Посрамленный «всезнайка» скрылся в толпе, корректировать свою байку и искать более достойные и благодарные уши, чем наши. Но, незамедлительно, появился новый осведомленный источник информации.
— Мужики, дело говно! В училище зараза, эпидемия! То ли ящур, то ли чума?! А возможно, что холера или черная оспа! Короче, два батальона, уже передохло. Реально! В училище море трупов! Все казармы забиты, складировать негде. Сначала, в столовой складывали в холодильнике, вместе с мясом, теперь прямо в казармах, на своих койках лежат, голубчики. А сверху, ребятушки усопшие, хлоркой засыпаны. Вот так парни, на кладбище приехали. В морг! За свинарником, экскаватор работает, братскую могилу роет. Огромную! Такие дела наши, скорбные.
Долго бы, коротко, народ кормился бы небылицами, но скрипнули петли калитки, и нам навстречу вышел офицер в белом халате. Опаньки, врач! Толпа курсантов, инстинктивно, отшатнулась и попятилась назад. Значит, точно, эпидемия! Шум и галдеж мгновенно затих.
Врач, взял в руки мегафон, залез на широкий фундамент КПП и начал говорить.
— Товарищи курсанты, попрошу без паники! В училище эпидемия!
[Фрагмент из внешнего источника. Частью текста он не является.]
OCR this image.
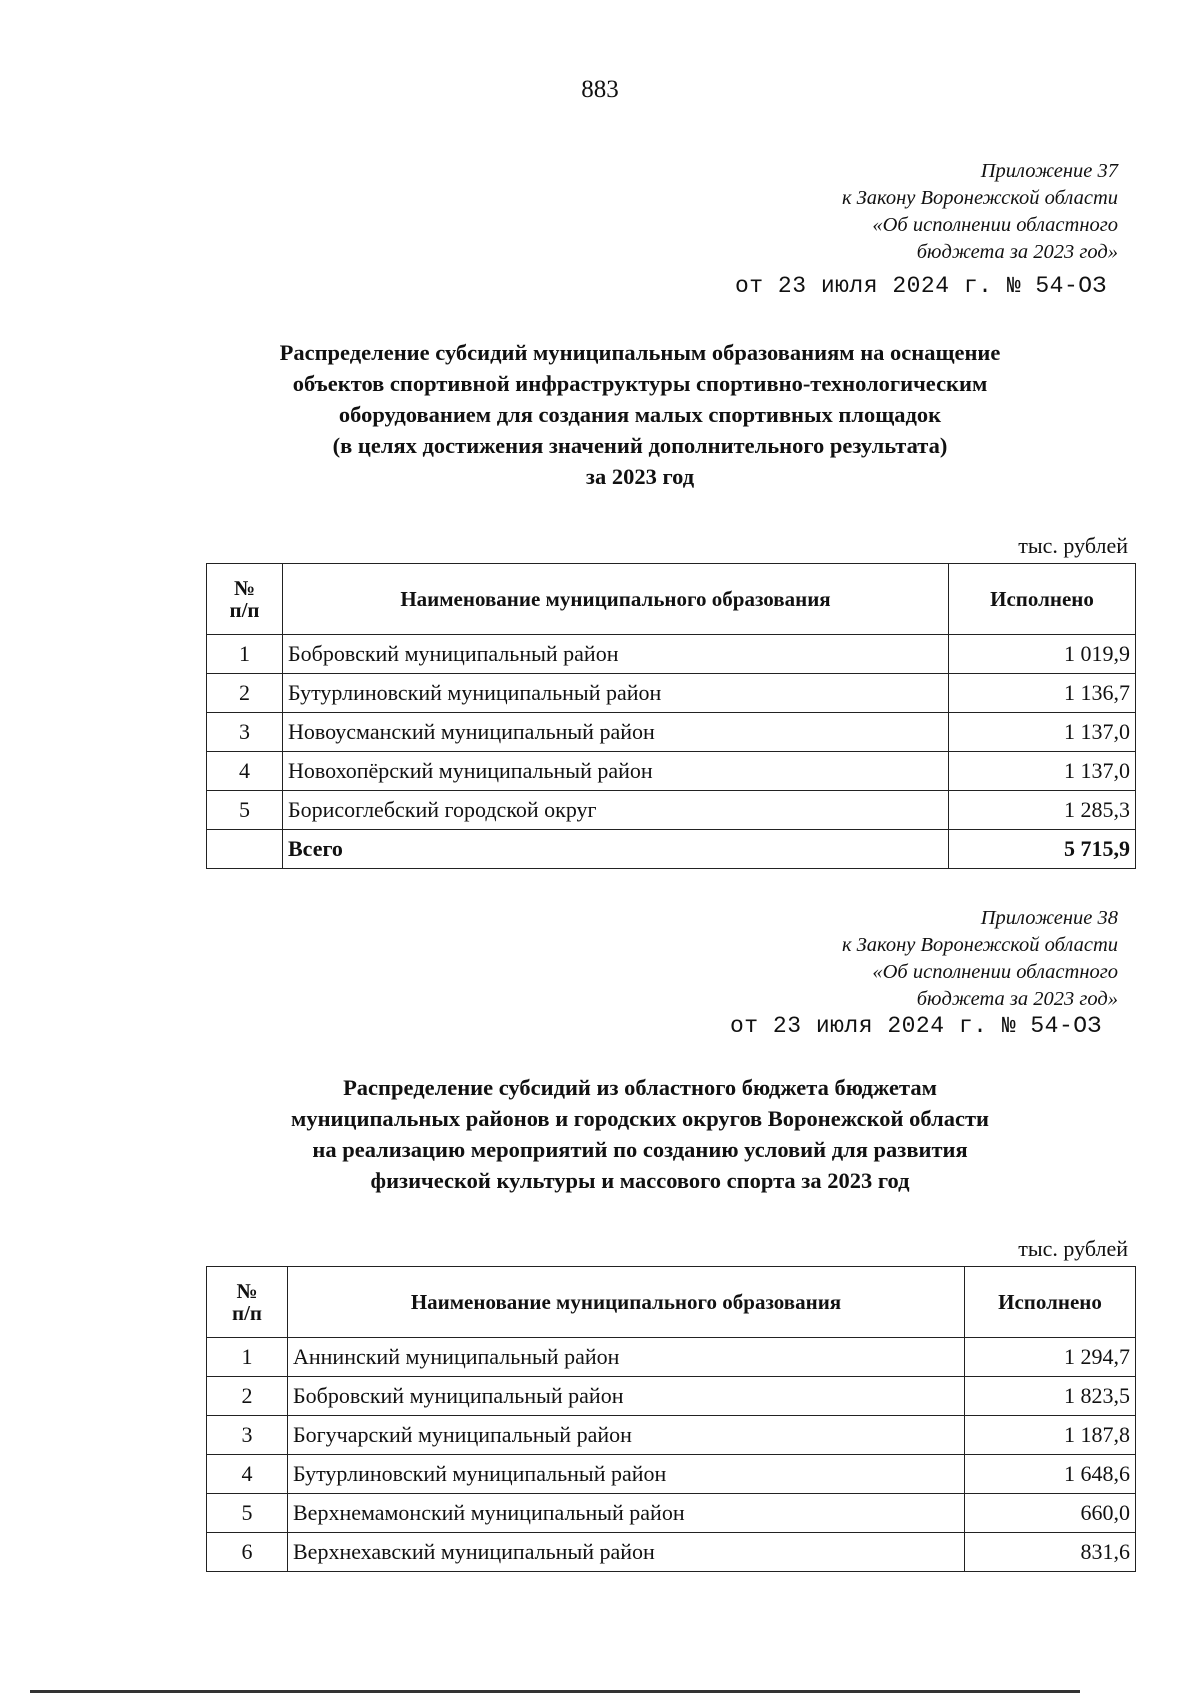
883
Приложение 37
к Закону Воронежской области
«Об исполнении областного
бюджета за 2023 год»
от 23 июля 2024 г. № 54-ОЗ
Распределение субсидий муниципальным образованиям на оснащение
объектов спортивной инфраструктуры спортивно-технологическим
оборудованием для создания малых спортивных площадок
(в целях достижения значений дополнительного результата)
за 2023 год
тыс. рублей
№
п/п	Наименование муниципального образования	Исполнено
1	Бобровский муниципальный район	1 019,9
2	Бутурлиновский муниципальный район	1 136,7
3	Новоусманский муниципальный район	1 137,0
4	Новохопёрский муниципальный район	1 137,0
5	Борисоглебский городской округ	1 285,3
	Всего	5 715,9
Приложение 38
к Закону Воронежской области
«Об исполнении областного
бюджета за 2023 год»
от 23 июля 2024 г. № 54-ОЗ
Распределение субсидий из областного бюджета бюджетам
муниципальных районов и городских округов Воронежской области
на реализацию мероприятий по созданию условий для развития
физической культуры и массового спорта за 2023 год
тыс. рублей
№
п/п	Наименование муниципального образования	Исполнено
1	Аннинский муниципальный район	1 294,7
2	Бобровский муниципальный район	1 823,5
3	Богучарский муниципальный район	1 187,8
4	Бутурлиновский муниципальный район	1 648,6
5	Верхнемамонский муниципальный район	660,0
6	Верхнехавский муниципальный район	831,6
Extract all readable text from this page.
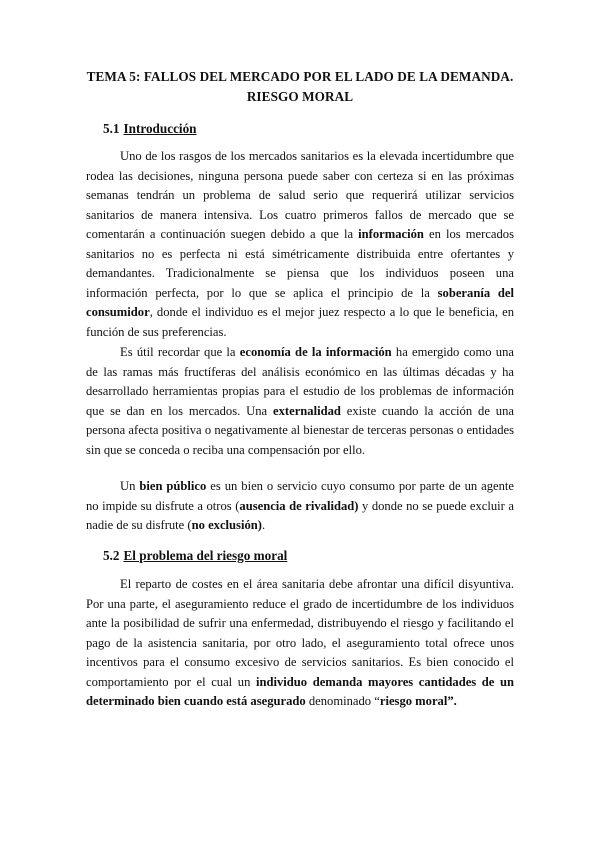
TEMA 5: FALLOS DEL MERCADO POR EL LADO DE LA DEMANDA.
RIESGO MORAL
5.1 Introducción

Uno de los rasgos de los mercados sanitarios es la elevada incertidumbre que rodea las decisiones, ninguna persona puede saber con certeza si en las próximas semanas tendrán un problema de salud serio que requerirá utilizar servicios sanitarios de manera intensiva. Los cuatro primeros fallos de mercado que se comentarán a continuación suegen debido a que la información en los mercados sanitarios no es perfecta ni está simétricamente distribuida entre ofertantes y demandantes. Tradicionalmente se piensa que los individuos poseen una información perfecta, por lo que se aplica el principio de la soberanía del consumidor, donde el individuo es el mejor juez respecto a lo que le beneficia, en función de sus preferencias.

Es útil recordar que la economía de la información ha emergido como una de las ramas más fructíferas del análisis económico en las últimas décadas y ha desarrollado herramientas propias para el estudio de los problemas de información que se dan en los mercados. Una externalidad existe cuando la acción de una persona afecta positiva o negativamente al bienestar de terceras personas o entidades sin que se conceda o reciba una compensación por ello.

Un bien público es un bien o servicio cuyo consumo por parte de un agente no impide su disfrute a otros (ausencia de rivalidad) y donde no se puede excluir a nadie de su disfrute (no exclusión).

5.2 El problema del riesgo moral

El reparto de costes en el área sanitaria debe afrontar una difícil disyuntiva. Por una parte, el aseguramiento reduce el grado de incertidumbre de los individuos ante la posibilidad de sufrir una enfermedad, distribuyendo el riesgo y facilitando el pago de la asistencia sanitaria, por otro lado, el aseguramiento total ofrece unos incentivos para el consumo excesivo de servicios sanitarios. Es bien conocido el comportamiento por el cual un individuo demanda mayores cantidades de un determinado bien cuando está asegurado denominado “riesgo moral”.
1000 человек курсантов шарахнулась и еще активнее попятилась назад, оставляя перед доктором проплешину пустого пространства. Врач придвинулся ближе, ребята отступили еще дальше. Кто-то из парней, выдавленный плотной толпой, оказался на самом краю берега пруда и отчаянно балансируя, хватался за впередистоящих ребят, чтобы не упасть в воду, густо заросшую ряской. Тем временем, доктор продолжил.
— Товарищи курсанты! Командование училища поручило мне довести до вас важную информацию. В настоящий момент, в училище зафиксирована вспышка заболевания дизентерией. Источник заразы пока не выявлен. На территории училища установлен карантин, со всеми вытекающими отсюда последствиями и ограничениями. В настоящий момент, командование училища решает вопрос о целесообразности вашего присутствия на территории, объявленной в зоне карантина. Начальник училища просит соблюдать спокойствие и воинскую дисциплину. Сейчас проводится экстренное совещание. По факту его завершения, результаты вам сообщат дополнительно. Всем спасибо за внимание. Никому никуда не расходиться. Всем ждать здесь!
Медик слез с возвышения и скрылся на территории училища. Металлическая калитка тихо закрылась за его спиной. Толпа загудела и зашевелилась с новой силой, курсанты, начали перетекать с места на место, выискивая ребят из своих подразделений. Все горячо обсуждали услышанное. В воздухе, разносились новые слухи. Наше классное отделение компактно собралось под памятником МИГ-21, в принципе, это была территория, закрепленная за нашим классным отделением, и мы регулярно вычищали ее от опавших листьев и снега. Поэтому, все ребята спонтанно собрались в знакомом и привычном для нас месте и стали высказываться по поводу последних официальных известий. Курсант Полимонов сиял от счастья и болтал без умолку.
— Парни, сейчас, нам выпишут новые отпускные билеты и продлят отпуск. Вот свезло, так свезло. Опять по домам. Ура! Да здравствует эпидемия!
Рассудительный Лелик был иного мнения, его аргументы весомо ложились на воздушные замки и розовые эмоции Полимона.
— Погоди веселиться. Мне не верится, что нас так легко отпустят. Ведь, если мы разъедемся по домам, то родители нас спросят: «А что случилось?» И мы все, дружно, расскажем про целую армию военных засранцев, побежденных эпидемией дизентерии. А дальше, во всех концах нашей необъятной Родины, поползут слухи. Один страшнее, другого причем. Люди такое придумают и наплетут?! Мама не горюй! То, что нам объявили о дизентерии — это очень плохой симптом! Хренушки нас отпустят. Волнует другое! Если источник заразы не найден, как мы жрать будем? Мы же все тоже заразимся и обосремся реально!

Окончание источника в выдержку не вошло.